Thank you to Karol Hausman, Brian Ichter, Lachy Groom, and Chelsea Finn for feedback on an earlier version of this article.
I suppose this is an article meant to target VC types or something because it lacks the usual depth we are used to from Sergei. While I appreciate the discussion, I can't help but point out it in essence a tautology. «The best thing to train on is the thing itself» is immediately self-evident. A more nuanced discussion we are avoiding here is «how much» of the real thing do we need? In your tennis example, you can get pretty strong at playing tennis if you just do drills, then simply transition to playing strong real players. Still, the bulk of the skill development is done on surrogates. I don't think we need every robot to be Roger Federer, although it's a great goal. (I am a tennis fanatic).

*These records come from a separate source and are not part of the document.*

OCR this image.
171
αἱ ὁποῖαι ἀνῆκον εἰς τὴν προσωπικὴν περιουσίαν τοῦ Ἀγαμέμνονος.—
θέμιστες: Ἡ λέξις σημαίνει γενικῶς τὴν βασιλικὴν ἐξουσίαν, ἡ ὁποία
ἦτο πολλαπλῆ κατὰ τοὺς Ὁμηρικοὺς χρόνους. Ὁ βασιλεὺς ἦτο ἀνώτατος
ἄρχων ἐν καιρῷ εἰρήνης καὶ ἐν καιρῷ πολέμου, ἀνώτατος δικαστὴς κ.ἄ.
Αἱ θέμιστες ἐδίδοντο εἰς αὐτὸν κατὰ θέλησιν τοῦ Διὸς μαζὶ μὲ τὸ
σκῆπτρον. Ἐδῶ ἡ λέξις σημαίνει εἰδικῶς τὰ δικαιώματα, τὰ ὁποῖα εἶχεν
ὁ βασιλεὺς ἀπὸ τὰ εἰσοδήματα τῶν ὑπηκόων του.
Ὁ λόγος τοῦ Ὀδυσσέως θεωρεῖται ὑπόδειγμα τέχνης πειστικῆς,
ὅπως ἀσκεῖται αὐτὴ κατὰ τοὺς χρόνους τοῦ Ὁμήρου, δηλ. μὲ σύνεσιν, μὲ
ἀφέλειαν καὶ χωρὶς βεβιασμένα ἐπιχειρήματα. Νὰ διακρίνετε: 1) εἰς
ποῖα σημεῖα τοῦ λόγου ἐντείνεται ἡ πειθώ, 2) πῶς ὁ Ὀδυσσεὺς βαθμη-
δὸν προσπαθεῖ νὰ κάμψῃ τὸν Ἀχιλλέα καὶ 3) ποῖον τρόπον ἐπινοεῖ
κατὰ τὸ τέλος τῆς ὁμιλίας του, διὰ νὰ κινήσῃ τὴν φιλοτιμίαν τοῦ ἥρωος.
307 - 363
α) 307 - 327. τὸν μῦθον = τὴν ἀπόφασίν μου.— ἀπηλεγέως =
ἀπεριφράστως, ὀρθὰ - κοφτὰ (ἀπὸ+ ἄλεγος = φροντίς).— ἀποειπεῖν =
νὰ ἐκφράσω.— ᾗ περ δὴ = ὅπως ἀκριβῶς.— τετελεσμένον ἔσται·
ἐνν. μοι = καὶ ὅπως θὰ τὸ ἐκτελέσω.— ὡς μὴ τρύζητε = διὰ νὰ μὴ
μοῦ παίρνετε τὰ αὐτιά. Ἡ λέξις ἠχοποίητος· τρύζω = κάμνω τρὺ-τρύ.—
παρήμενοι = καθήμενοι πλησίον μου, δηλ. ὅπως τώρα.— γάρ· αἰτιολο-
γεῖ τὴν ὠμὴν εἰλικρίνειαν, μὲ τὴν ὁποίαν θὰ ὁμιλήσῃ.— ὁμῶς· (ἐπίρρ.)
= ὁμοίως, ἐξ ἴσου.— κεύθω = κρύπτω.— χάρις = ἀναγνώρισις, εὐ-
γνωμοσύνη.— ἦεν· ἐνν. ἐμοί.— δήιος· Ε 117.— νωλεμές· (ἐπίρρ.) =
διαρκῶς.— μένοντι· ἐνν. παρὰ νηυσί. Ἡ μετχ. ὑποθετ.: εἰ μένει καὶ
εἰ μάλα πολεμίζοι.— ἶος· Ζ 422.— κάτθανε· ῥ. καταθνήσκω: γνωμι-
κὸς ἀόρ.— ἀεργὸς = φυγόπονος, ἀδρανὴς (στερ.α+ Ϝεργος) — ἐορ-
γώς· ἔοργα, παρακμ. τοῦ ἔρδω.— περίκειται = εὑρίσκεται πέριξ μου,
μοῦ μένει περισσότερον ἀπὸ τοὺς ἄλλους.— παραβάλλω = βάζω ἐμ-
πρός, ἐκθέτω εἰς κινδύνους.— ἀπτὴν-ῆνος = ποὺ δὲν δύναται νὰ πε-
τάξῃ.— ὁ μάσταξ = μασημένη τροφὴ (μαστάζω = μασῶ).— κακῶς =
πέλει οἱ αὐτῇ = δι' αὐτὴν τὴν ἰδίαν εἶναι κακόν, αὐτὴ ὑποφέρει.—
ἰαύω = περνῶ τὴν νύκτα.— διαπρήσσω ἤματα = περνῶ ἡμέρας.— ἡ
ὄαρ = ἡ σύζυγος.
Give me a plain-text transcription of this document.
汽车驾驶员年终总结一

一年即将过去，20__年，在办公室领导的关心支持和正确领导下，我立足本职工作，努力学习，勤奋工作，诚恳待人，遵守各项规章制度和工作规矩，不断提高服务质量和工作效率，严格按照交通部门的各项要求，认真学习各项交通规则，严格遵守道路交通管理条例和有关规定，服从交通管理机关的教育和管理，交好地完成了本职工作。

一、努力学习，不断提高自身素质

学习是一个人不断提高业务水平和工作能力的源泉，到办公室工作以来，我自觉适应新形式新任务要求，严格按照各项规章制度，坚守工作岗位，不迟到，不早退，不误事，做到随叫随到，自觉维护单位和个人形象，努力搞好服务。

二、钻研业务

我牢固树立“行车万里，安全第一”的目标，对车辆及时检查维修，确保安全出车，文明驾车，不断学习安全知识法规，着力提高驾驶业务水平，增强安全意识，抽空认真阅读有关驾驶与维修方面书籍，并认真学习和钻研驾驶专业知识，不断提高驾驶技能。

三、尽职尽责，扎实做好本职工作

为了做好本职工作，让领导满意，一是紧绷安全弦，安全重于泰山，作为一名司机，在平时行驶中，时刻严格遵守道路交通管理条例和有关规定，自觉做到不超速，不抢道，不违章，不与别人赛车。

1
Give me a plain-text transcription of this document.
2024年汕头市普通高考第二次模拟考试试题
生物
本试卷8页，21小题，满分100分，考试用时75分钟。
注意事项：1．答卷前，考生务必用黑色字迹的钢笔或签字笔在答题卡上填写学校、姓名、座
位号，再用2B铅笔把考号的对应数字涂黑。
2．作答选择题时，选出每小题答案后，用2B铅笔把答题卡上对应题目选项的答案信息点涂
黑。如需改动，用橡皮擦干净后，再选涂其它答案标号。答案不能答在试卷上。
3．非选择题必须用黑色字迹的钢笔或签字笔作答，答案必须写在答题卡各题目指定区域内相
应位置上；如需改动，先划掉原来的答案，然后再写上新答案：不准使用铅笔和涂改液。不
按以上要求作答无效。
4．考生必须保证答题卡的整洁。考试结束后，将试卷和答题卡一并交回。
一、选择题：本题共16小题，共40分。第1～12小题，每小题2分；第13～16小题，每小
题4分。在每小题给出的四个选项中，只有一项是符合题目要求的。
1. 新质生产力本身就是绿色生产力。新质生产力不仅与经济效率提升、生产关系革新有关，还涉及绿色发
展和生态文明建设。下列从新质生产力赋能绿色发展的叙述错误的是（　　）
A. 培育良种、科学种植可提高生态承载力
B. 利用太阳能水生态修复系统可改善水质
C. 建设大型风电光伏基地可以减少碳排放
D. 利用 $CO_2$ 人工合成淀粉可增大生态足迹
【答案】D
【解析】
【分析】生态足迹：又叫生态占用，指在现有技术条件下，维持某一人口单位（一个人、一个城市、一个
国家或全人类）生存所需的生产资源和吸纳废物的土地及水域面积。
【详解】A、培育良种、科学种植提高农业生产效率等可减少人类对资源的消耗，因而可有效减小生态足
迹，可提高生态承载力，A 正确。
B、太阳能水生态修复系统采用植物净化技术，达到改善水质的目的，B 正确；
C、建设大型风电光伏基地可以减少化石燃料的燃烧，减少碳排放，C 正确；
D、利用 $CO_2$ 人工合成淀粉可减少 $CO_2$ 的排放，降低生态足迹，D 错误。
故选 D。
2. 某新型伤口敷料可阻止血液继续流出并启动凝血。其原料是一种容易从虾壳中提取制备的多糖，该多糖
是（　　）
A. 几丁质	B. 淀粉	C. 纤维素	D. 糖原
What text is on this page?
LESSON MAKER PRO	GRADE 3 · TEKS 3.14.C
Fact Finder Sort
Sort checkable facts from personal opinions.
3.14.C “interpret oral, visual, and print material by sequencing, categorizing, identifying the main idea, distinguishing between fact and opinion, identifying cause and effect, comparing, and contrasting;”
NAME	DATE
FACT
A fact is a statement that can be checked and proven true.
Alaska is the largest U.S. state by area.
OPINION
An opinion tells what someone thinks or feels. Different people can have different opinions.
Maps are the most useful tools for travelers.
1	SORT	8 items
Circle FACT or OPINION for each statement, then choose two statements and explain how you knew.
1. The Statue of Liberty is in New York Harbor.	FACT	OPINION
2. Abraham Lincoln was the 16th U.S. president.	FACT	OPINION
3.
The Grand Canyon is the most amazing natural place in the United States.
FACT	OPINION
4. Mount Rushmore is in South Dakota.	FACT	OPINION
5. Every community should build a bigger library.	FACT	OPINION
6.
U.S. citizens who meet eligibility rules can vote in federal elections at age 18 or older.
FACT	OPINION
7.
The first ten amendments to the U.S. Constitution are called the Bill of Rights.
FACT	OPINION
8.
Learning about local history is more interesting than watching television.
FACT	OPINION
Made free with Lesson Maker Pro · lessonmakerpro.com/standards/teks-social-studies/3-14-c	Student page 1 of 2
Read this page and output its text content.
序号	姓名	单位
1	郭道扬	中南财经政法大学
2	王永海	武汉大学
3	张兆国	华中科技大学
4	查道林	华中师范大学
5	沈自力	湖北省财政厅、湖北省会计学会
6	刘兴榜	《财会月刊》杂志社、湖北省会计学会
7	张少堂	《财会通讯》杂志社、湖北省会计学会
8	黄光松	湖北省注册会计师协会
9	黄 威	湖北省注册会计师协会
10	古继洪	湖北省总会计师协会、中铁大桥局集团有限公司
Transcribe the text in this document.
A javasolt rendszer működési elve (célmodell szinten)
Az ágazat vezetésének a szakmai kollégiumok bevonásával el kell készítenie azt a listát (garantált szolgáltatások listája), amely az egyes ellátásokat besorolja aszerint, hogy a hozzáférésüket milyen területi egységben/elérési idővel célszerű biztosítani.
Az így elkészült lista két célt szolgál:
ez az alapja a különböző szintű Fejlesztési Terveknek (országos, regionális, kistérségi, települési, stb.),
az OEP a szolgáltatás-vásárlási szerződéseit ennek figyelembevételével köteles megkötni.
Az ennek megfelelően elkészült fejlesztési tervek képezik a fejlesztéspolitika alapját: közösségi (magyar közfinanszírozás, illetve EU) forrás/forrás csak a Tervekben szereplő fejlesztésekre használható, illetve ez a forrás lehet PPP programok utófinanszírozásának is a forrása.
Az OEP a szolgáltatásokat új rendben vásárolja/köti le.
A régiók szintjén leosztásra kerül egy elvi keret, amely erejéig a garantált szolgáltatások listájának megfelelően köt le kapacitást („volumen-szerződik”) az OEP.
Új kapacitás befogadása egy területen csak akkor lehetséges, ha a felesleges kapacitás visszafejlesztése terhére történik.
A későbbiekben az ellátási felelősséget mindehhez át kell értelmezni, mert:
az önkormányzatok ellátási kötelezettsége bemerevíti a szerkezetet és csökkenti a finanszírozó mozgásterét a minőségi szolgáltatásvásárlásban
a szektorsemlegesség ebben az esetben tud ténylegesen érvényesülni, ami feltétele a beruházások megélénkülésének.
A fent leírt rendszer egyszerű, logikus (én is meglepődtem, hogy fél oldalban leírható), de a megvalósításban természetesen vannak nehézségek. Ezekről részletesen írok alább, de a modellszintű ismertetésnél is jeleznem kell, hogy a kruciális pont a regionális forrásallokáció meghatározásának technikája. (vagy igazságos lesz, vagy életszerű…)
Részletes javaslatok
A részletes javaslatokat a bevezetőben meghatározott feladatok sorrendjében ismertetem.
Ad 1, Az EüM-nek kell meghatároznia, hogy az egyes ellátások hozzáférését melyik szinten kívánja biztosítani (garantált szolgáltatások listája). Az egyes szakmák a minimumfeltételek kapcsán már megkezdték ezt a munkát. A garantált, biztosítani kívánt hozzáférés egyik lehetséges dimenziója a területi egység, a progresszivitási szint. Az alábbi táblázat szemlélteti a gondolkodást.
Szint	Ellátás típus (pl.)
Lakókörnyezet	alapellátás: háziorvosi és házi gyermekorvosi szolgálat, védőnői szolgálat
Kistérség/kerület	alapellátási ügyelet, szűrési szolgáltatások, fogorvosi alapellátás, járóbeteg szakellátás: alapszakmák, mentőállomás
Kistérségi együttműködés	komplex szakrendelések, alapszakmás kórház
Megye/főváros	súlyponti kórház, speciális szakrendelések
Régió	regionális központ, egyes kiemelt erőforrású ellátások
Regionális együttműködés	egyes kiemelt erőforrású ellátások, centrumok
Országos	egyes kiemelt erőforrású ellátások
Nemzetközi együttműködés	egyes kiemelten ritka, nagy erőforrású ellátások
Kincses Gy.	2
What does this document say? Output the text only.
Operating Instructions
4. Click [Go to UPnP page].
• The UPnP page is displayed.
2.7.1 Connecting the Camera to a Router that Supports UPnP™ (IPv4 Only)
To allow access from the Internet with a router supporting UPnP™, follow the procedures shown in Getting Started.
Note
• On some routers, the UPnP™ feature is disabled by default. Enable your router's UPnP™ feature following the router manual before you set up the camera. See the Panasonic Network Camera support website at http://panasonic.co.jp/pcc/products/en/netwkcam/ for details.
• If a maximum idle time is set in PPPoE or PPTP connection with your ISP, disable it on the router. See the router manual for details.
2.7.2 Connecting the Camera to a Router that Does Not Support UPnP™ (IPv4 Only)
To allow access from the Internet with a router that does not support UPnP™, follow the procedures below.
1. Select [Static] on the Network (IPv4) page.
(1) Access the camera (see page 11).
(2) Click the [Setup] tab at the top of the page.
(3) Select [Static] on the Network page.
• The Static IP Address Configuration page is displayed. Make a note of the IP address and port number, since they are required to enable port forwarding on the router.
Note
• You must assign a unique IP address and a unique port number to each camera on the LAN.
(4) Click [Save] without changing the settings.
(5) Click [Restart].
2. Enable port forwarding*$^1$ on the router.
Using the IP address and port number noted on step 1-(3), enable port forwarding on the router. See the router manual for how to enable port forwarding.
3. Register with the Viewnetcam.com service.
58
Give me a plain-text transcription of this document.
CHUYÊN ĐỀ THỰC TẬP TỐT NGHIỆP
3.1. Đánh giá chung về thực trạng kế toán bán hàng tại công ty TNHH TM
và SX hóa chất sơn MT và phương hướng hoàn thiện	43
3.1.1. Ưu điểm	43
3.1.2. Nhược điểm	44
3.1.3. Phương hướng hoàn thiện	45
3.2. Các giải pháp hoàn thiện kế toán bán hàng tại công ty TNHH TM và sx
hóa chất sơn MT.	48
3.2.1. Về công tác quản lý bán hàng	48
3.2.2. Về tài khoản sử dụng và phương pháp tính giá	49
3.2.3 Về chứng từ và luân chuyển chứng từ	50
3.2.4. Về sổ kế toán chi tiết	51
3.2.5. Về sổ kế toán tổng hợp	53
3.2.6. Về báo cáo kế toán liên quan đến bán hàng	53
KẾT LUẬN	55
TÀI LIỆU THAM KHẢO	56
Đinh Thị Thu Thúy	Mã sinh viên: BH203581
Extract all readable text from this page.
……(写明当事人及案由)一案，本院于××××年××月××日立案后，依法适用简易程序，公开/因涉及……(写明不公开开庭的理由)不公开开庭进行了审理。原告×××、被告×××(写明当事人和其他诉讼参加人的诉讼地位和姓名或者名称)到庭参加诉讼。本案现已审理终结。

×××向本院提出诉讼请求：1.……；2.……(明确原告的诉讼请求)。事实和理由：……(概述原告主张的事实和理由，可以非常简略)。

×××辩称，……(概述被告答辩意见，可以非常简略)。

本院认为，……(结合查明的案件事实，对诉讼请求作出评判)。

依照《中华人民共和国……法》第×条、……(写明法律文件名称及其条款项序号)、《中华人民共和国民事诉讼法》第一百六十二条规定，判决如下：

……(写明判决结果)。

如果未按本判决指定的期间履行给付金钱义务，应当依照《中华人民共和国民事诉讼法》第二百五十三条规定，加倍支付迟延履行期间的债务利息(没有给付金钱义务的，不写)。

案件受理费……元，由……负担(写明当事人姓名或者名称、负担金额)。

By the by, I think we can both agree the solution is not a farm of cheap arm operators in a third-world country collecting datasets from scratch for every single thing they can imagine we would like to do. There is no escaping the inductive biases of humans -- they exist in all solutions! Hand-held grippers, simulator design, and 1-to-1 same robot demonstrations. I come from the LLM world, but I dabble in robotics -- please refute me if you fancy!
Love the tennis analogy! I watch way too many Roger's videos but still cannot play like a pro. Maybe it is because I cannot observe all the internal "states" and RGB observations are simply not enough.